Il faut, avant tout, savoir que le partenariat public-privé (PPP) est un mode de financement par lequel une autorité publique (l’Etat en général) fait appel à des prestataires privés pour financer et gérer un équipement assurant ou contribuant au service public. L’exemple le plus visible de PPP ces dernières années en Côte d’Ivoire est le pont Henri Konan Bédié (HKB), appelé encore le 3ème pont d’Abidjan construit et géré par le groupe français Bouygues. On peut également citer le centre d’enfouissement technique du district d’Abidjan situé à Kossihouen qui relève d’un PPP.
Ce vaste programme du gouvernement ivoirien est piloté par le Cadre national de pilotage des partenariats publics privés (CNP-PPP). Vu le déficit en infrastructures de base en Afrique en général et en Côte d’Ivoire plus particulièrement et compte tenu de la fragilité de notre économie ainsi que la faible industrialisation, le recours au PPP semble être la solution pour financer le développement. Car, en Afrique Subsaharienne, seulement 34% des personnes ont accès à des facilités sanitaires modernes, 65% ont accès à l’eau potable, environ 26% ont accès à l’électricité – comparé à 68% pour le reste des pays en développement- le réseau routier est de l’ordre de 204 km de route par millier de kilomètre carré de territoire, dont seulement 25% sont bitumés (comparé à 944 km de route pour mille kilomètre carré de territoire pour le monde entier).
Toutefois, il existe de nombreux obstacles à surmonter pour que les PPP puissent véritablement accompagner et impulser, comme il se doit, le développement de la Côte D’Ivoire.

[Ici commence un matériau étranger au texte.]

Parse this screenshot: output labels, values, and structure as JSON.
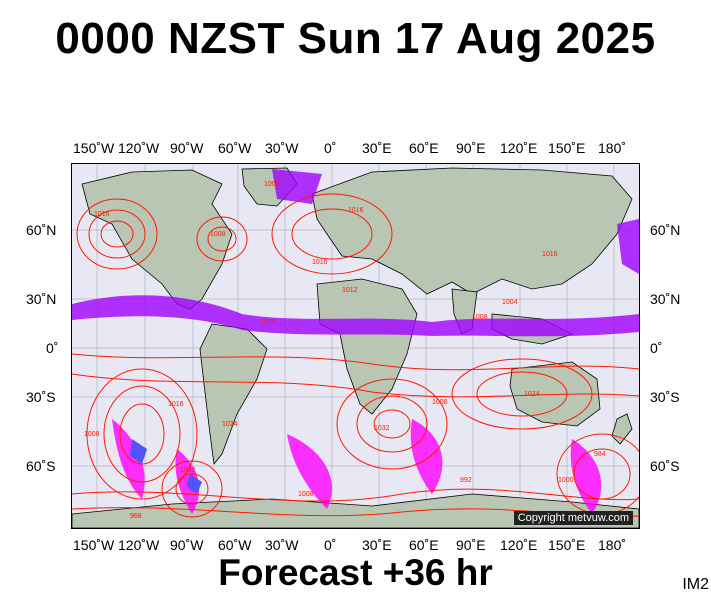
{
  "title": "0000 NZST Sun 17 Aug 2025",
  "footer": "Forecast +36 hr",
  "image_code": "IM2",
  "copyright": "Copyright metvuw.com",
  "longitude_labels": [
    "150˚W",
    "120˚W",
    "90˚W",
    "60˚W",
    "30˚W",
    "0˚",
    "30˚E",
    "60˚E",
    "90˚E",
    "120˚E",
    "150˚E",
    "180˚"
  ],
  "latitude_labels": [
    "60˚N",
    "30˚N",
    "0˚",
    "30˚S",
    "60˚S"
  ],
  "pressure_labels": [
    "1016",
    "1008",
    "1000",
    "1016",
    "1012",
    "1016",
    "1024",
    "1032",
    "1008",
    "1008",
    "1024",
    "984",
    "968",
    "992",
    "1032",
    "1008",
    "1008",
    "1012",
    "1016",
    "1004",
    "1000",
    "1016"
  ],
  "colors": {
    "ocean": "#e8e8f4",
    "land": "#b9c6b4",
    "isobar": "#ff1a00",
    "rain_purple": "#a000ff",
    "rain_magenta": "#ff00ff",
    "rain_blue": "#3030ff"
  }
}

Et cela est valable pour de nombreux pays en développement.
De nombreux défis à surmonter
Bien sûr, le développement avec l’appui des PPP reste assujetti à de nombreux défis. Il s’agit autre autres d’assurer des services de logistique performants, former la main-d’œuvre aux nouveaux métiers de la productivité des industries et des usines, développer les liens avec les PME locales et développer les zones industrielles.

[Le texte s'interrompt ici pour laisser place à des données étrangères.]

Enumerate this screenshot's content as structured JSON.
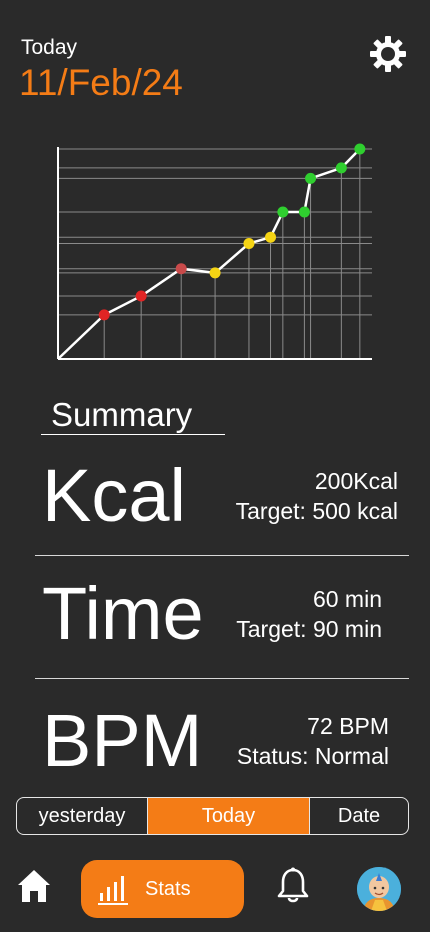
{
  "header": {
    "label": "Today",
    "date": "11/Feb/24"
  },
  "icons": {
    "settings": "gear-icon",
    "home": "home-icon",
    "stats": "bar-chart-icon",
    "notifications": "bell-icon",
    "profile": "avatar"
  },
  "colors": {
    "background": "#2a2a2a",
    "accent": "#f47c16",
    "point_red": "#e02424",
    "point_red_dim": "#c94a4a",
    "point_yellow": "#f5d414",
    "point_green": "#2fcf2f"
  },
  "chart_data": {
    "type": "line",
    "title": "",
    "xlabel": "",
    "ylabel": "",
    "grid": true,
    "xlim": [
      0,
      100
    ],
    "ylim": [
      0,
      100
    ],
    "points": [
      {
        "x": 0,
        "y": 0,
        "color": "none"
      },
      {
        "x": 15,
        "y": 21,
        "color": "#e02424"
      },
      {
        "x": 27,
        "y": 30,
        "color": "#e02424"
      },
      {
        "x": 40,
        "y": 43,
        "color": "#c94a4a"
      },
      {
        "x": 51,
        "y": 41,
        "color": "#f5d414"
      },
      {
        "x": 62,
        "y": 55,
        "color": "#f5d414"
      },
      {
        "x": 69,
        "y": 58,
        "color": "#f5d414"
      },
      {
        "x": 73,
        "y": 70,
        "color": "#2fcf2f"
      },
      {
        "x": 80,
        "y": 70,
        "color": "#2fcf2f"
      },
      {
        "x": 82,
        "y": 86,
        "color": "#2fcf2f"
      },
      {
        "x": 92,
        "y": 91,
        "color": "#2fcf2f"
      },
      {
        "x": 98,
        "y": 100,
        "color": "#2fcf2f"
      }
    ]
  },
  "summary": {
    "title": "Summary",
    "kcal": {
      "label": "Kcal",
      "value": "200Kcal",
      "detail": "Target: 500 kcal"
    },
    "time": {
      "label": "Time",
      "value": "60 min",
      "detail": "Target: 90 min"
    },
    "bpm": {
      "label": "BPM",
      "value": "72 BPM",
      "detail": "Status: Normal"
    }
  },
  "range": {
    "options": [
      "yesterday",
      "Today",
      "Date"
    ],
    "selected": "Today"
  },
  "nav": {
    "stats_label": "Stats"
  }
}
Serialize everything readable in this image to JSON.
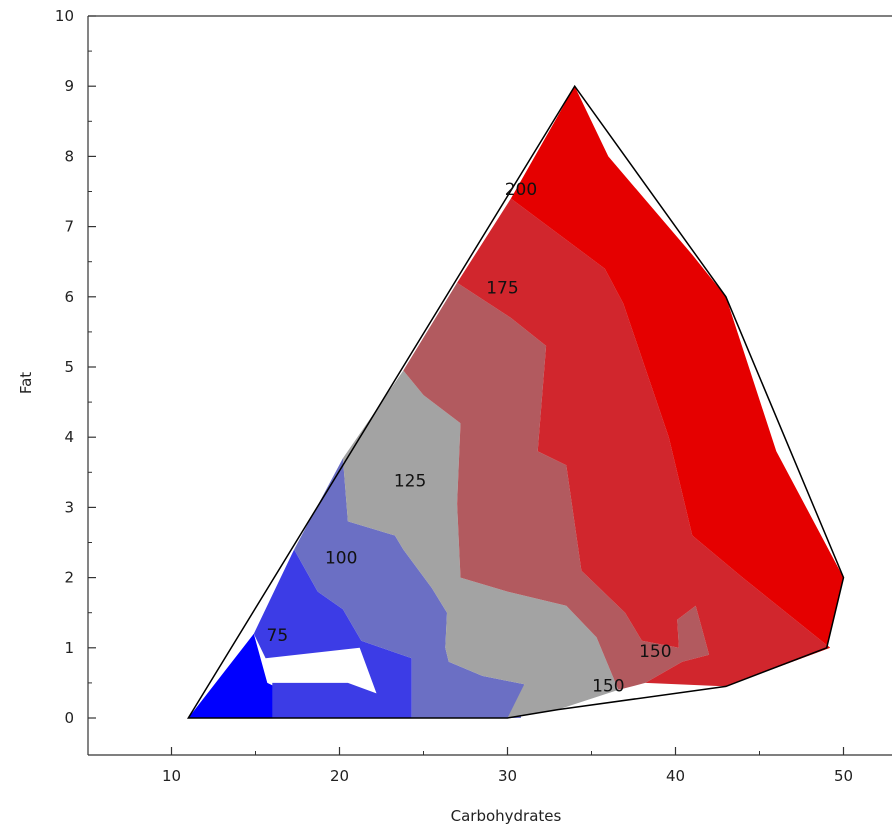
{
  "chart_data": {
    "type": "contour",
    "xlabel": "Carbohydrates",
    "ylabel": "Fat",
    "xlim": [
      5,
      53
    ],
    "ylim": [
      -0.5,
      10
    ],
    "x_ticks": [
      "10",
      "20",
      "30",
      "40",
      "50"
    ],
    "y_ticks": [
      "0",
      "1",
      "2",
      "3",
      "4",
      "5",
      "6",
      "7",
      "8",
      "9",
      "10"
    ],
    "levels": [
      {
        "color": "#0000ff",
        "points": [
          [
            11,
            0
          ],
          [
            14.9,
            1.2
          ],
          [
            15.7,
            0.5
          ],
          [
            17,
            0.35
          ],
          [
            23,
            0
          ],
          [
            11,
            0
          ]
        ]
      },
      {
        "color": "#3c3ce6",
        "points": [
          [
            14.9,
            1.2
          ],
          [
            17.3,
            2.4
          ],
          [
            18.7,
            1.8
          ],
          [
            20.2,
            1.55
          ],
          [
            21.3,
            1.1
          ],
          [
            24.3,
            0.85
          ],
          [
            24.3,
            0
          ],
          [
            16,
            0
          ],
          [
            16,
            0.5
          ],
          [
            20.5,
            0.5
          ],
          [
            22.2,
            0.35
          ],
          [
            21.2,
            1.0
          ],
          [
            15.6,
            0.85
          ]
        ]
      },
      {
        "color": "#6b6fc4",
        "points": [
          [
            17.3,
            2.4
          ],
          [
            20.2,
            3.7
          ],
          [
            20.5,
            2.8
          ],
          [
            23.3,
            2.6
          ],
          [
            23.8,
            2.4
          ],
          [
            25.5,
            1.85
          ],
          [
            26.4,
            1.5
          ],
          [
            26.3,
            1.0
          ],
          [
            26.5,
            0.8
          ],
          [
            28.5,
            0.6
          ],
          [
            31,
            0.48
          ],
          [
            30.8,
            0
          ],
          [
            24.3,
            0
          ],
          [
            24.3,
            0.85
          ],
          [
            21.3,
            1.1
          ],
          [
            20.2,
            1.55
          ],
          [
            18.7,
            1.8
          ]
        ]
      },
      {
        "color": "#a3a3a3",
        "points": [
          [
            20.2,
            3.7
          ],
          [
            23.8,
            4.95
          ],
          [
            25,
            4.6
          ],
          [
            27.2,
            4.2
          ],
          [
            27,
            3.05
          ],
          [
            27.2,
            2.0
          ],
          [
            30,
            1.8
          ],
          [
            33.5,
            1.6
          ],
          [
            35.3,
            1.15
          ],
          [
            36.6,
            0.4
          ],
          [
            33,
            0.12
          ],
          [
            30,
            0
          ],
          [
            31,
            0.48
          ],
          [
            28.5,
            0.6
          ],
          [
            26.5,
            0.8
          ],
          [
            26.3,
            1.0
          ],
          [
            26.4,
            1.5
          ],
          [
            25.5,
            1.85
          ],
          [
            23.8,
            2.4
          ],
          [
            23.3,
            2.6
          ],
          [
            20.5,
            2.8
          ]
        ]
      },
      {
        "color": "#b25a5f",
        "points": [
          [
            23.8,
            4.95
          ],
          [
            27,
            6.2
          ],
          [
            30.2,
            5.7
          ],
          [
            32.3,
            5.3
          ],
          [
            31.8,
            3.8
          ],
          [
            33.5,
            3.6
          ],
          [
            34.4,
            2.1
          ],
          [
            37,
            1.5
          ],
          [
            38,
            1.1
          ],
          [
            40.2,
            1.0
          ],
          [
            40.1,
            1.4
          ],
          [
            41.2,
            1.6
          ],
          [
            42,
            0.9
          ],
          [
            40.4,
            0.8
          ],
          [
            38.2,
            0.5
          ],
          [
            36.6,
            0.4
          ],
          [
            35.3,
            1.15
          ],
          [
            33.5,
            1.6
          ],
          [
            30,
            1.8
          ],
          [
            27.2,
            2.0
          ],
          [
            27,
            3.05
          ],
          [
            27.2,
            4.2
          ],
          [
            25,
            4.6
          ]
        ]
      },
      {
        "color": "#d1262d",
        "points": [
          [
            27,
            6.2
          ],
          [
            30.2,
            7.4
          ],
          [
            35.8,
            6.4
          ],
          [
            36.9,
            5.9
          ],
          [
            39.6,
            4.0
          ],
          [
            41,
            2.6
          ],
          [
            44,
            2.0
          ],
          [
            49.2,
            1.0
          ],
          [
            43,
            0.45
          ],
          [
            38.2,
            0.5
          ],
          [
            40.4,
            0.8
          ],
          [
            42,
            0.9
          ],
          [
            41.2,
            1.6
          ],
          [
            40.1,
            1.4
          ],
          [
            40.2,
            1.0
          ],
          [
            38,
            1.1
          ],
          [
            37,
            1.5
          ],
          [
            34.4,
            2.1
          ],
          [
            33.5,
            3.6
          ],
          [
            31.8,
            3.8
          ],
          [
            32.3,
            5.3
          ],
          [
            30.2,
            5.7
          ]
        ]
      },
      {
        "color": "#e50000",
        "points": [
          [
            30.2,
            7.4
          ],
          [
            34,
            9.0
          ],
          [
            36,
            8.0
          ],
          [
            41,
            6.6
          ],
          [
            43,
            6.0
          ],
          [
            46,
            3.8
          ],
          [
            50,
            2.0
          ],
          [
            49,
            1.0
          ],
          [
            43,
            0.45
          ],
          [
            49.2,
            1.0
          ],
          [
            44,
            2.0
          ],
          [
            41,
            2.6
          ],
          [
            39.6,
            4.0
          ],
          [
            36.9,
            5.9
          ],
          [
            35.8,
            6.4
          ]
        ]
      }
    ],
    "outline": [
      [
        11,
        0
      ],
      [
        34,
        9
      ],
      [
        43,
        6
      ],
      [
        50,
        2
      ],
      [
        49,
        1
      ],
      [
        43,
        0.45
      ],
      [
        33,
        0.12
      ],
      [
        30,
        0
      ],
      [
        11,
        0
      ]
    ],
    "contour_labels": [
      {
        "text": "75",
        "x": 16.3,
        "y": 1.1
      },
      {
        "text": "100",
        "x": 20.1,
        "y": 2.2
      },
      {
        "text": "125",
        "x": 24.2,
        "y": 3.3
      },
      {
        "text": "150",
        "x": 38.8,
        "y": 0.87
      },
      {
        "text": "150",
        "x": 36.0,
        "y": 0.38
      },
      {
        "text": "175",
        "x": 29.7,
        "y": 6.05
      },
      {
        "text": "200",
        "x": 30.8,
        "y": 7.45
      }
    ],
    "grid": false,
    "legend": "none"
  }
}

Le cas de l’Ethiopie est porteur d’enseignements utiles pour l’ensemble des pays africains qui cherchent à diversifier leurs économies, booster leur croissance et leurs exportations, et créer des emplois. En effet, l’Ethiopie a inauguré, respectivement, en juin et juillet 2016, le parc industriel de Kombolcha, dans l’Etat fédéré d’Amhara, à 376 km au nord de la capitale, Addis-Abeba, et celui d’Hawassa au centre du pays. A travers ces deux projets réalisés, le gouvernement éthiopien joignait ainsi l’acte à la parole. Celle de devenir un géant d’Afrique en matière d’industrie en faisant appel au privé.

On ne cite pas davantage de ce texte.